High risk for relapse is indicated by one or more of the following criteria: intense cravings, elevated stress, cohabitation with a smoker, having quit for less than 1 year, current use of a cessation treatment, and drug use (including marijuana).

Patients at high risk for relapse can be offered a variety of interventions, including pharmacotherapy and behavioral therapy.

But a patient must be "ready to quit" and a quit date must be established, Dr Shields explained, relaying the guidelines. Those who are not ready should be offered nicotine replacement therapy (NRT) or varenicline (Chantix, Pfizer), as well as information about the benefits of cessation.

Tools to Use

E-cigarettes and "complementary" approaches, such as acupuncture, hypnosis, and nutritional supplements, are not recommended because of the lack of sufficient evidence of their efficacy, he said.

However, pharmacotherapy is "effective and recommended," said Dr Shields.
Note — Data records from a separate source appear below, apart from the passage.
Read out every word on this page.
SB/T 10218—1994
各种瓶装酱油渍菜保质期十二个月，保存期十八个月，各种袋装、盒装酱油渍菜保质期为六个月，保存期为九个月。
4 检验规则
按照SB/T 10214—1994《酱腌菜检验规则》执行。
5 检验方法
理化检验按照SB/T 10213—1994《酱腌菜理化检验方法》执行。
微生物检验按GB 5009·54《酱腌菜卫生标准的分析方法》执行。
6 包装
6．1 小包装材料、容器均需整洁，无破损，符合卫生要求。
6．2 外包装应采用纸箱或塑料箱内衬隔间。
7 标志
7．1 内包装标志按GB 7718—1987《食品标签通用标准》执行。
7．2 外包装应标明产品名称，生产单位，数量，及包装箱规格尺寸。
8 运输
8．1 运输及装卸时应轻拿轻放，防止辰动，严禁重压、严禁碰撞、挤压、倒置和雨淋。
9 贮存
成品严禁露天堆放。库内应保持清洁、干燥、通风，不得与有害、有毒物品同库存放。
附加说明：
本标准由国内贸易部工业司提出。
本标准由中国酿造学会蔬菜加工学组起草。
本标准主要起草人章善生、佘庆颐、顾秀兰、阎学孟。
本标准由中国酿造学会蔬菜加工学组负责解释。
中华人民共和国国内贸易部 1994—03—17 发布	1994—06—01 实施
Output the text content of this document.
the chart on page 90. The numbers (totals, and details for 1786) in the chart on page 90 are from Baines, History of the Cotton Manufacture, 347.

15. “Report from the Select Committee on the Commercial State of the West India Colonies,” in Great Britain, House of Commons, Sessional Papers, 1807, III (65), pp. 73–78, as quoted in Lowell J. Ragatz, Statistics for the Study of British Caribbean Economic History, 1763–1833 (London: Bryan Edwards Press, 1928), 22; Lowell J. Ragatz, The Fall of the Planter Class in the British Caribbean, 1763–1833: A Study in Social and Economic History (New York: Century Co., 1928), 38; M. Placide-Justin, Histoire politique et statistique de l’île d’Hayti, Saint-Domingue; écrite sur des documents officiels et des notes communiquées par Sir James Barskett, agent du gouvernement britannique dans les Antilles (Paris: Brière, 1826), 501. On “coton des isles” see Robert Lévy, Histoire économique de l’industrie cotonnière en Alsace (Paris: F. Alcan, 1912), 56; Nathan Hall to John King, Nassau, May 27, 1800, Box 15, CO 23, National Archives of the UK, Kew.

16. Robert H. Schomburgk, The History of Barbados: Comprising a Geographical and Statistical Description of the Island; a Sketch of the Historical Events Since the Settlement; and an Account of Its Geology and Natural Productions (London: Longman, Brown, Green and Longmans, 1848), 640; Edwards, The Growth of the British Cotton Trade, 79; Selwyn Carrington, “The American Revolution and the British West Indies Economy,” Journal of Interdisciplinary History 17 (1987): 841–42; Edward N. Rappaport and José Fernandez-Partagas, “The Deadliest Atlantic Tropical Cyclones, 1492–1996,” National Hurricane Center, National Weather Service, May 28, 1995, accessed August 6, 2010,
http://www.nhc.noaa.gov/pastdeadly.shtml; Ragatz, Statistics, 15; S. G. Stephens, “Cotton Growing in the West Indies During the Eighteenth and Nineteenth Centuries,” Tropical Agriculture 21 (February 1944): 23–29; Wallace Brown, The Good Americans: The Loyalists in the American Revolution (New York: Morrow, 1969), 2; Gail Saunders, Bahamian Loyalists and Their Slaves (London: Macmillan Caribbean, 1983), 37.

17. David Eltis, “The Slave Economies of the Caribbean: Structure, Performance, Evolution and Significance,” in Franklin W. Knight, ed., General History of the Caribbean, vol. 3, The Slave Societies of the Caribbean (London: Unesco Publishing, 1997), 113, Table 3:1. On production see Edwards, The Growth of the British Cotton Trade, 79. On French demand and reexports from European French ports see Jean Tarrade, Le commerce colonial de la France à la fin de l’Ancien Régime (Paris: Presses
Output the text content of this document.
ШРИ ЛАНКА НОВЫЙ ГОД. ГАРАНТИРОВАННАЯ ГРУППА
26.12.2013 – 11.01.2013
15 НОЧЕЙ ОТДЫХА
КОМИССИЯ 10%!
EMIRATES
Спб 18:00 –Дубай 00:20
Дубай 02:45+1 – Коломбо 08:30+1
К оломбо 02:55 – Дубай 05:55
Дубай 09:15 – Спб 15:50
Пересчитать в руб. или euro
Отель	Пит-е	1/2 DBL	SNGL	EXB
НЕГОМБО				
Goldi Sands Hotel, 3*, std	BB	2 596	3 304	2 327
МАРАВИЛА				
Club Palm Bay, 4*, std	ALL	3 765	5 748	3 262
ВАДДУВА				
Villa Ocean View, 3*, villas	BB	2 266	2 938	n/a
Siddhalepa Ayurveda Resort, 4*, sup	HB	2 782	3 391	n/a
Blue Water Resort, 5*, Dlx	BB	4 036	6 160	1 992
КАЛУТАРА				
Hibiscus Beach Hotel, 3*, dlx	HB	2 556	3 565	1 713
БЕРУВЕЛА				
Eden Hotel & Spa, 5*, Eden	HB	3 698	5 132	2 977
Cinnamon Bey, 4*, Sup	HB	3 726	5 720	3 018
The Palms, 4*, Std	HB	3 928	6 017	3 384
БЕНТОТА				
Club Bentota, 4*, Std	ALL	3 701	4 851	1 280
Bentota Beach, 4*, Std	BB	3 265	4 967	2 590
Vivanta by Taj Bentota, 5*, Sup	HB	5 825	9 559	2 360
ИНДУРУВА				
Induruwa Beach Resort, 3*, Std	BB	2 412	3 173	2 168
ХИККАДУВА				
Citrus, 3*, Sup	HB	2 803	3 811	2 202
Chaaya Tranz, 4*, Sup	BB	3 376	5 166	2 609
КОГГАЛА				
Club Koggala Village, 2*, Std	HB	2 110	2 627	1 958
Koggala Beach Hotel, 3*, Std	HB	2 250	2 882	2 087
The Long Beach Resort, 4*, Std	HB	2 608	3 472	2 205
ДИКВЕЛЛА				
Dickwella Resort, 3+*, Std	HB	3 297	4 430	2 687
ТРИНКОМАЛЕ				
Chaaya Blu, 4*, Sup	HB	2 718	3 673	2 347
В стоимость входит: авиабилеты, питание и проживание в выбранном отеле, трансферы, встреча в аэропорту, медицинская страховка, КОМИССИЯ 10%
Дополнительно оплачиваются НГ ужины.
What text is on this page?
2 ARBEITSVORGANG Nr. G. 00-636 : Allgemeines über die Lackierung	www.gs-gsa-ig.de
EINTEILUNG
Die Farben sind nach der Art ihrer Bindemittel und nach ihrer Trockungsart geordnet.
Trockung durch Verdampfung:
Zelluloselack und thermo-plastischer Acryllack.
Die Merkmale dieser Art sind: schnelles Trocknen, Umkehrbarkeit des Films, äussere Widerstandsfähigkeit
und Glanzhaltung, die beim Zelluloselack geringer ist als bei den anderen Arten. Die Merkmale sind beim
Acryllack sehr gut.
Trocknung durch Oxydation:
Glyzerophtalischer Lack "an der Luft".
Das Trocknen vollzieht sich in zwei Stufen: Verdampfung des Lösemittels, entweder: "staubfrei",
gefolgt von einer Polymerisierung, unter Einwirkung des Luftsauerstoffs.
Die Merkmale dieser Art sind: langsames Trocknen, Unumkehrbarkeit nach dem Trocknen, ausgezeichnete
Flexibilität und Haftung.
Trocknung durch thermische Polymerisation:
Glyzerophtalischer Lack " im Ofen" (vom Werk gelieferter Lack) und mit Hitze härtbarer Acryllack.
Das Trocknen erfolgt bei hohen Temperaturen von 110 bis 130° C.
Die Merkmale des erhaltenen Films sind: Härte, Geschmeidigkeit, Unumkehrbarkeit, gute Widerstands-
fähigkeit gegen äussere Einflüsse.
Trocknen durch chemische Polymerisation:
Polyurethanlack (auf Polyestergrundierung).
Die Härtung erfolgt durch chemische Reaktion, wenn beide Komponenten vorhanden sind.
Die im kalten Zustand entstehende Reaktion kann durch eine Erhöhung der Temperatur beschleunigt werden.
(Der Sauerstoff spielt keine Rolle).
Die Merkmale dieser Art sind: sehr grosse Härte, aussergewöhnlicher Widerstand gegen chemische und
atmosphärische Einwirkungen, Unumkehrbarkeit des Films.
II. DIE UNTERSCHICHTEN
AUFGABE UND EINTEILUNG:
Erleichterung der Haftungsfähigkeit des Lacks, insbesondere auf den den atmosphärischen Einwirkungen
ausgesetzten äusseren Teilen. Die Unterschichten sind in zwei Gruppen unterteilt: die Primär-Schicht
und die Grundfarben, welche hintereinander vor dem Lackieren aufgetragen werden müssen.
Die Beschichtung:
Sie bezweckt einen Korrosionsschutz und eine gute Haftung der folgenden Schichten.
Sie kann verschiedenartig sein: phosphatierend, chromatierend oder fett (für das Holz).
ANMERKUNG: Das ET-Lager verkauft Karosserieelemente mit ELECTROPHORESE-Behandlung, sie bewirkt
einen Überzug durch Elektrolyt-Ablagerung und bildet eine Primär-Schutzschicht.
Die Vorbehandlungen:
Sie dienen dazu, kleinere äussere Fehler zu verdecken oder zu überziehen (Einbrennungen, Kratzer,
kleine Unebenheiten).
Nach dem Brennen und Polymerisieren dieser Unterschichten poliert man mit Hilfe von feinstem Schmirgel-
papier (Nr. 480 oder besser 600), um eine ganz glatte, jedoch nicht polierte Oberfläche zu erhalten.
There are three lines of pharmacotherapy options.

In the first line, combination NRT is recommended (nicotine patch plus a short-acting lozenge, gum, inhaler, or nasal spray). The other option is varenicline.

In the second line, two combinations are suggested: either varenicline plus NRT or bupropion plus NRT.

Finally, in the third-line, there are three options: varenicline plus bupropion with or without NRT; nortriptyline (a tricyclic antidepressant); and clonidine, an alpha-2 adrenergic receptor agonist used for hypertension.

There are some drug warnings that accompany pharmacotherapy. The use of varenicline and bupropion requires that the patient be monitored for the development or worsening of psychiatric symptoms. Bupropion is contraindicated for patients with seizure risks, in those taking MOA inhibitors or tamoxifen, and in those with closed-angle glaucoma.

Behavioral therapy, one of the cornerstones of quitting, includes helping patients identify "risky" situations (e.g., stress, alcohol, other smokers, and other triggers for urges). Patients will need to develop "coping" skills to avoid those risks, said Dr Shields.

Notably, pharmacotherapy without behavioral therapy is less effective, he said.

More intensive behavioral therapy, with a dose–response effect, is preferred over brief therapy. Also, counseling can be in-person, by phone, or in a group. Behavioral therapy is tailored on the basis of a patient's nicotine dependence and history of quitting attempts.

A multimodal approach "is the most successful strategy to promote quitting. This includes evidence-based pharmacologic interventions, behavioral counseling, and follow-up to ensure ongoing compliance," according to the NCCN statement.

Dr Shields has financial relationships with various law firms for chemical exposure cases.

NCCN 20th Annual Conference. Presented March 13, 2015.